Contributions of neuronal prion protein on sleep recovery and stress response following sleep deprivation

In order to gain insights on the function of the cellular prion protein (PrPC) sleep and the levels of the stress hormones corticosterone (CORT) and the adrenocorticotropic hormone (ACTH) before and after sleep deprivation (SD) were compared in two wild type (WT) mice strains and the following three PrPC transgenic lines: mice null for PrPC (mPrP0/0) and mice with specific and central expression of PrP in neurons (NSE-HPrP/mPrP0/0) or in glia cells (GFAP-HPrP/mPrP0/0).

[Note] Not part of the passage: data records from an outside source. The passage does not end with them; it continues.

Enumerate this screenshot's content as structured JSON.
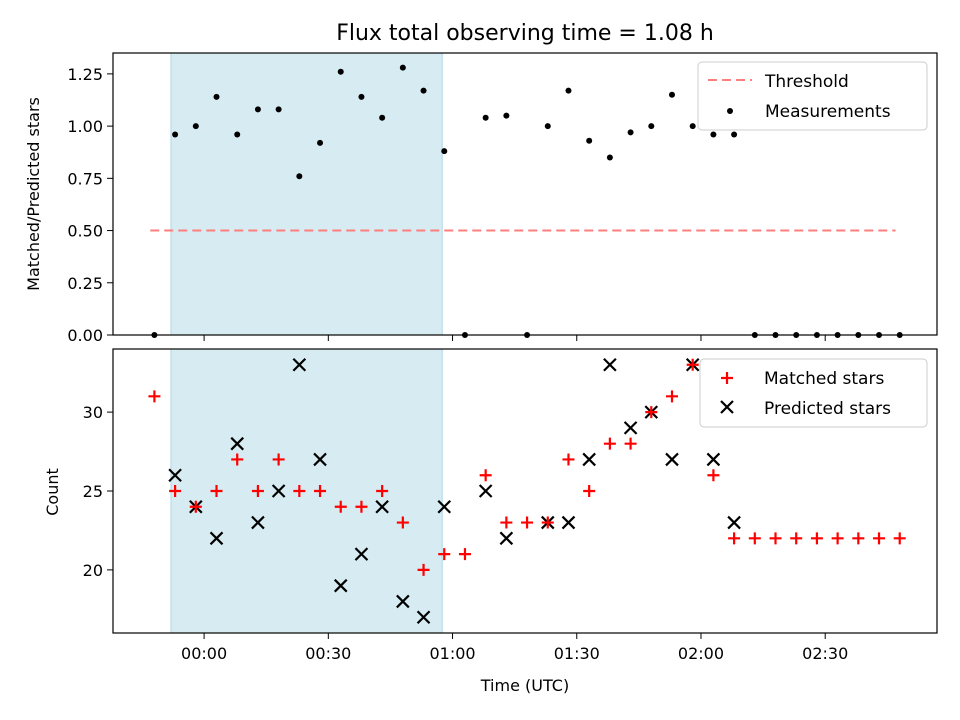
{
  "chart_data": [
    {
      "type": "scatter",
      "title": "Flux total observing time = 1.08 h",
      "ylabel": "Matched/Predicted stars",
      "ylim": [
        0,
        1.35
      ],
      "yticks": [
        "0.00",
        "0.25",
        "0.50",
        "0.75",
        "1.00",
        "1.25"
      ],
      "xticks_shown": false,
      "shaded_region_minutes": [
        -8,
        57.5
      ],
      "threshold": {
        "name": "Threshold",
        "y": 0.5,
        "x_range": [
          -13,
          167
        ],
        "color": "#ff7f7f"
      },
      "series": [
        {
          "name": "Measurements",
          "color": "#000000",
          "marker": "dot",
          "points": [
            [
              -12,
              0
            ],
            [
              -7,
              0.96
            ],
            [
              -2,
              1.0
            ],
            [
              3,
              1.14
            ],
            [
              8,
              0.96
            ],
            [
              13,
              1.08
            ],
            [
              18,
              1.08
            ],
            [
              23,
              0.76
            ],
            [
              28,
              0.92
            ],
            [
              33,
              1.26
            ],
            [
              38,
              1.14
            ],
            [
              43,
              1.04
            ],
            [
              48,
              1.28
            ],
            [
              53,
              1.17
            ],
            [
              58,
              0.88
            ],
            [
              63,
              0
            ],
            [
              68,
              1.04
            ],
            [
              73,
              1.05
            ],
            [
              78,
              0
            ],
            [
              83,
              1.0
            ],
            [
              88,
              1.17
            ],
            [
              93,
              0.93
            ],
            [
              98,
              0.85
            ],
            [
              103,
              0.97
            ],
            [
              108,
              1.0
            ],
            [
              113,
              1.15
            ],
            [
              118,
              1.0
            ],
            [
              123,
              0.96
            ],
            [
              128,
              0.96
            ],
            [
              133,
              0
            ],
            [
              138,
              0
            ],
            [
              143,
              0
            ],
            [
              148,
              0
            ],
            [
              153,
              0
            ],
            [
              158,
              0
            ],
            [
              163,
              0
            ],
            [
              168,
              0
            ]
          ]
        }
      ],
      "legend": "top-right"
    },
    {
      "type": "scatter",
      "xlabel": "Time (UTC)",
      "ylabel": "Count",
      "ylim": [
        16,
        34
      ],
      "yticks": [
        "20",
        "25",
        "30"
      ],
      "xlim_minutes": [
        -22,
        177
      ],
      "xticks": [
        {
          "minute": 0,
          "label": "00:00"
        },
        {
          "minute": 30,
          "label": "00:30"
        },
        {
          "minute": 60,
          "label": "01:00"
        },
        {
          "minute": 90,
          "label": "01:30"
        },
        {
          "minute": 120,
          "label": "02:00"
        },
        {
          "minute": 150,
          "label": "02:30"
        }
      ],
      "shaded_region_minutes": [
        -8,
        57.5
      ],
      "series": [
        {
          "name": "Matched stars",
          "color": "#ff0000",
          "marker": "plus",
          "points": [
            [
              -12,
              31
            ],
            [
              -7,
              25
            ],
            [
              -2,
              24
            ],
            [
              3,
              25
            ],
            [
              8,
              27
            ],
            [
              13,
              25
            ],
            [
              18,
              27
            ],
            [
              23,
              25
            ],
            [
              28,
              25
            ],
            [
              33,
              24
            ],
            [
              38,
              24
            ],
            [
              43,
              25
            ],
            [
              48,
              23
            ],
            [
              53,
              20
            ],
            [
              58,
              21
            ],
            [
              63,
              21
            ],
            [
              68,
              26
            ],
            [
              73,
              23
            ],
            [
              78,
              23
            ],
            [
              83,
              23
            ],
            [
              88,
              27
            ],
            [
              93,
              25
            ],
            [
              98,
              28
            ],
            [
              103,
              28
            ],
            [
              108,
              30
            ],
            [
              113,
              31
            ],
            [
              118,
              33
            ],
            [
              123,
              26
            ],
            [
              128,
              22
            ],
            [
              133,
              22
            ],
            [
              138,
              22
            ],
            [
              143,
              22
            ],
            [
              148,
              22
            ],
            [
              153,
              22
            ],
            [
              158,
              22
            ],
            [
              163,
              22
            ],
            [
              168,
              22
            ]
          ]
        },
        {
          "name": "Predicted stars",
          "color": "#000000",
          "marker": "x",
          "points": [
            [
              -7,
              26
            ],
            [
              -2,
              24
            ],
            [
              3,
              22
            ],
            [
              8,
              28
            ],
            [
              13,
              23
            ],
            [
              18,
              25
            ],
            [
              23,
              33
            ],
            [
              28,
              27
            ],
            [
              33,
              19
            ],
            [
              38,
              21
            ],
            [
              43,
              24
            ],
            [
              48,
              18
            ],
            [
              53,
              17
            ],
            [
              58,
              24
            ],
            [
              68,
              25
            ],
            [
              73,
              22
            ],
            [
              83,
              23
            ],
            [
              88,
              23
            ],
            [
              93,
              27
            ],
            [
              98,
              33
            ],
            [
              103,
              29
            ],
            [
              108,
              30
            ],
            [
              113,
              27
            ],
            [
              118,
              33
            ],
            [
              123,
              27
            ],
            [
              128,
              23
            ]
          ]
        }
      ],
      "legend": "top-right"
    }
  ]
}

After SD mPrP0/0 mice showed a larger degree of sleep fragmentation and of latency to enter rapid eye movement (REM) and non-REM sleep (NREM) than WT. During sleep recovery, the amount of NREM sleep and the slow-wave activity (SWA) were reduced in mPrP0/0 mice. After SD, CORT and ACTH levels have distinct patterns in WT and mPrP0/0. The NREM and SWA deficit was restored in NSE-HPrP/mPrP0/0 mice but not in GFAP-HPrP/mPrP0/0. Hormonal profile was only partially restored in NSE-HPrP/mPrP0/0 mice and was similar to that of mPrP0/0 and GFAP-HPrP/mPrP0/0 mice. These findings demonstrate that neuronal, but not non-neuronal, PrPC is involved in sleep homeostasis and sleep continuity. They also suggest that neuronal PrPc-dependent hormonal regulation of HPA axis may contribute to the sleep homeostasis.